7.2.2. Main Establishment for the Data Processor
When the Company is acting as a data processor, then the main establishment will be the place
of central administration. In case the place of central administration is not located in the EU, the
main establishment will be the establishment in the EU where the main processing activities take
7.2.3. Main Establishment for Non-EU Companies for Data Controllers and Processors
If the Company does not have a main establishment in the EU, and it has subsidiarie(s) in the
EU, then the competent supervisory authority is the local supervisory authority. If the Company
does not have a main establishment in the EU nor the subsidiaries in the EU, it must appoint a
representative in the EU, and the competent supervisory authority will be the local supervisory
authority where the representative is located.

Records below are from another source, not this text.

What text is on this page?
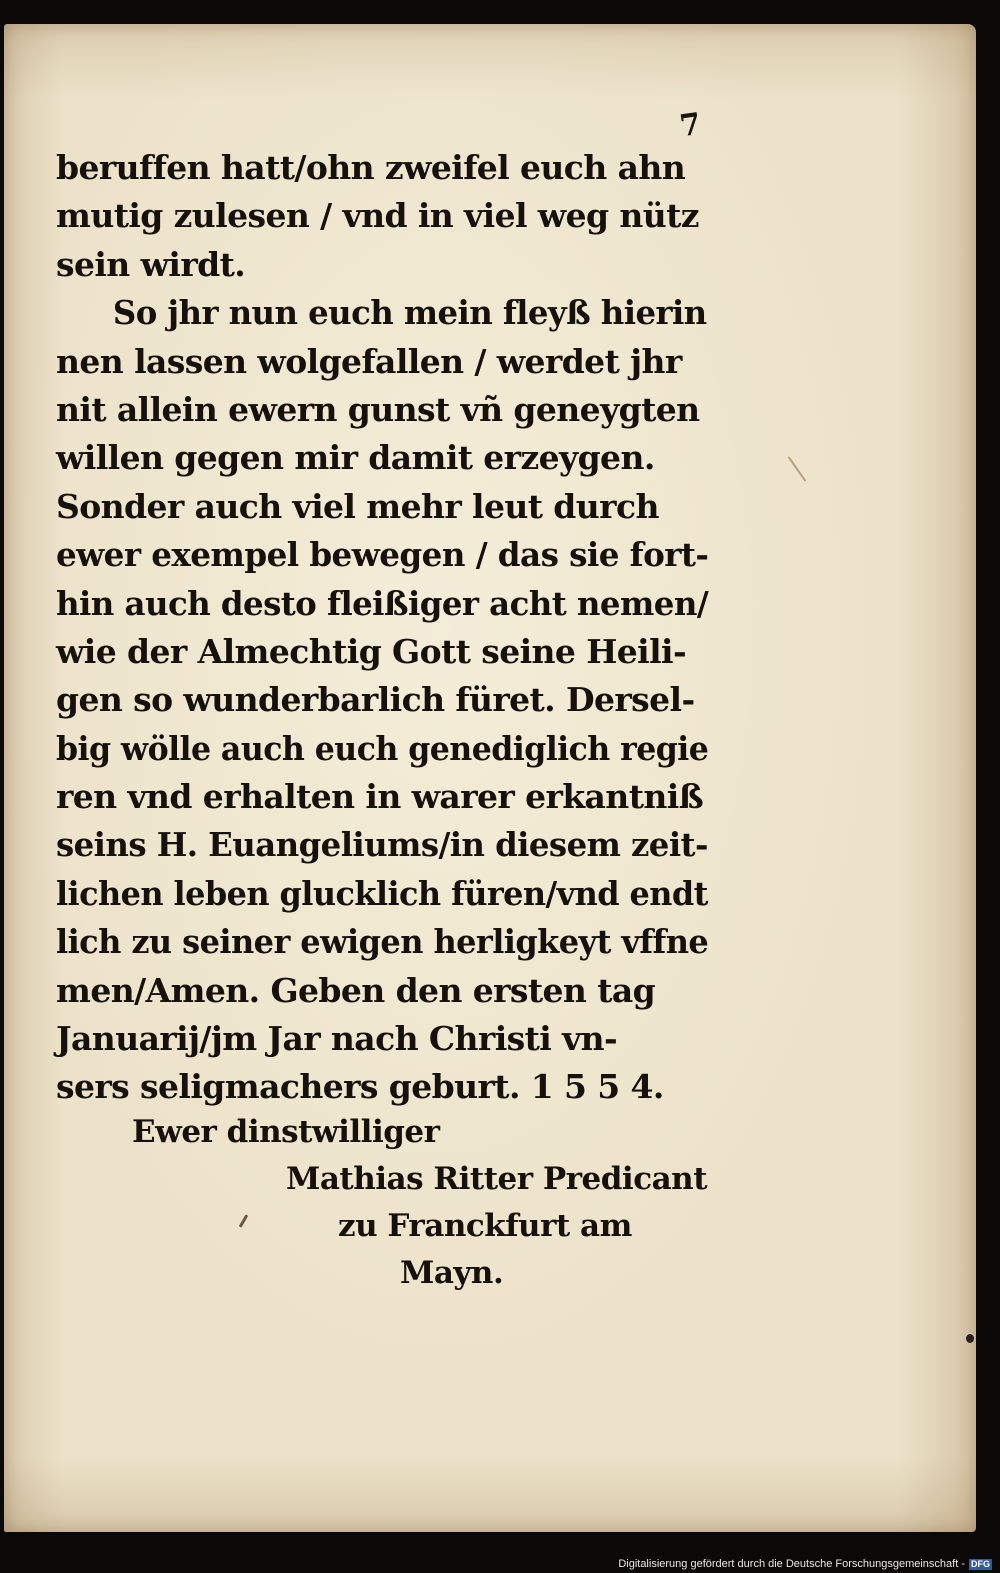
7
beruffen hatt/ohn zweifel euch ahn
mutig zulesen / vnd in viel weg nütz
sein wirdt.
So jhr nun euch mein fleyß hierin
nen lassen wolgefallen / werdet jhr
nit allein ewern gunst vñ geneygten
willen gegen mir damit erzeygen.
Sonder auch viel mehr leut durch
ewer exempel bewegen / das sie fort-
hin auch desto fleißiger acht nemen/
wie der Almechtig Gott seine Heili-
gen so wunderbarlich füret. Dersel-
big wölle auch euch genediglich regie
ren vnd erhalten in warer erkantniß
seins H. Euangeliums/in diesem zeit-
lichen leben glucklich füren/vnd endt
lich zu seiner ewigen herligkeyt vffne
men/Amen. Geben den ersten tag
Januarij/jm Jar nach Christi vn-
sers seligmachers geburt. 1 5 5 4.
Ewer dinstwilliger
Mathias Ritter Predicant
zu Franckfurt am
Mayn.
Digitalisierung gefördert durch die Deutsche Forschungsgemeinschaft - DFG
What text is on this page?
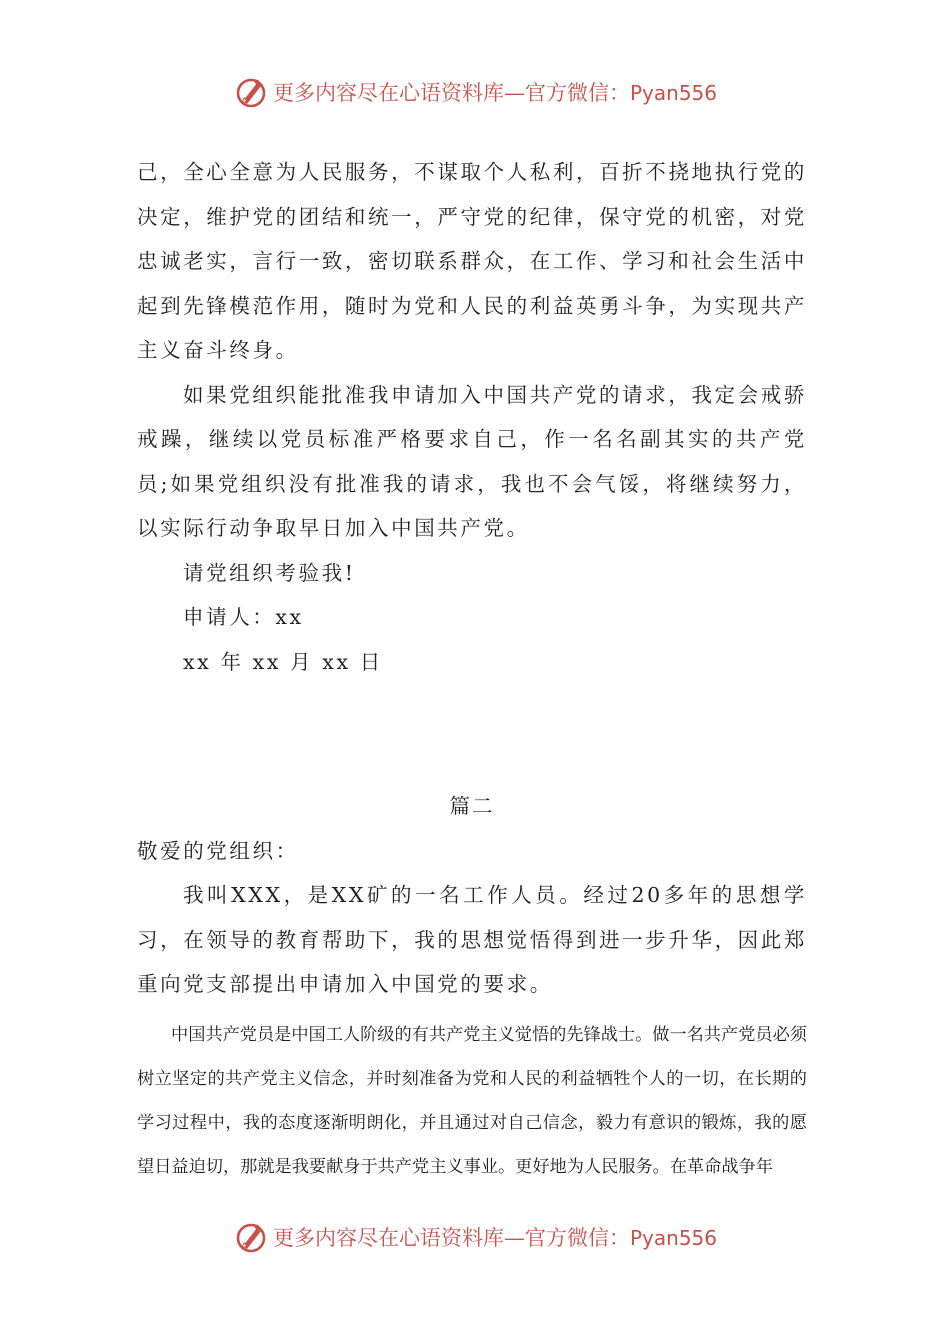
更多内容尽在心语资料库—官方微信：Pyan556

己，全心全意为人民服务，不谋取个人私利，百折不挠地执行党的决定，维护党的团结和统一，严守党的纪律，保守党的机密，对党忠诚老实，言行一致，密切联系群众，在工作、学习和社会生活中起到先锋模范作用，随时为党和人民的利益英勇斗争，为实现共产主义奋斗终身。

如果党组织能批准我申请加入中国共产党的请求，我定会戒骄戒躁，继续以党员标准严格要求自己，作一名名副其实的共产党员;如果党组织没有批准我的请求，我也不会气馁，将继续努力，以实际行动争取早日加入中国共产党。

请党组织考验我!

申请人：xx

xx 年 xx 月 xx 日

篇二

敬爱的党组织：

我叫XXX，是XX矿的一名工作人员。经过20多年的思想学习，在领导的教育帮助下，我的思想觉悟得到进一步升华，因此郑重向党支部提出申请加入中国党的要求。

中国共产党员是中国工人阶级的有共产党主义觉悟的先锋战士。做一名共产党员必须树立坚定的共产党主义信念，并时刻准备为党和人民的利益牺牲个人的一切，在长期的学习过程中，我的态度逐渐明朗化，并且通过对自己信念，毅力有意识的锻炼，我的愿望日益迫切，那就是我要献身于共产党主义事业。更好地为人民服务。在革命战争年

更多内容尽在心语资料库—官方微信：Pyan556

8. Response to Personal Data Breach Incidents
When the Company learns of a suspected or actual personal data breach the Information
Security Manager must perform an internal investigation and take appropriate remedial
measures in a timely manner. Where there is any risk to the rights and freedoms of data
subjects, the Company must notify the relevant data protection authorities without undue delay
and, when possible, within 72 hours.
9. Audit and Accountability
The Information Security Manager and Tech team are responsible for auditing how well business
departments implement this Policy. Any employee who violates this Policy will be subject to
disciplinary action and the employee may also be subject to civil or criminal liabilities if his or her
conduct violates laws or regulations.
10. Conflicts of Law
This Policy is intended to comply with the laws and regulations in the place of establishment and
of the countries in which Springfield Of Burton Ltd operates. In the event of any conflict between
this Policy and applicable laws and regulations, the latter shall prevail.
11. The Reduction of Knife Crime
In order to help the reduction of knife crime, orders which are placed with a fake or edited ID or
method of verification may be passed to any publicly funded body including but not limited to
The Police or Trading standards. If we suspect an order has been placed in order to supply knives
to anyone who would otherwide but unable to purchase them legally your details may be passed on also.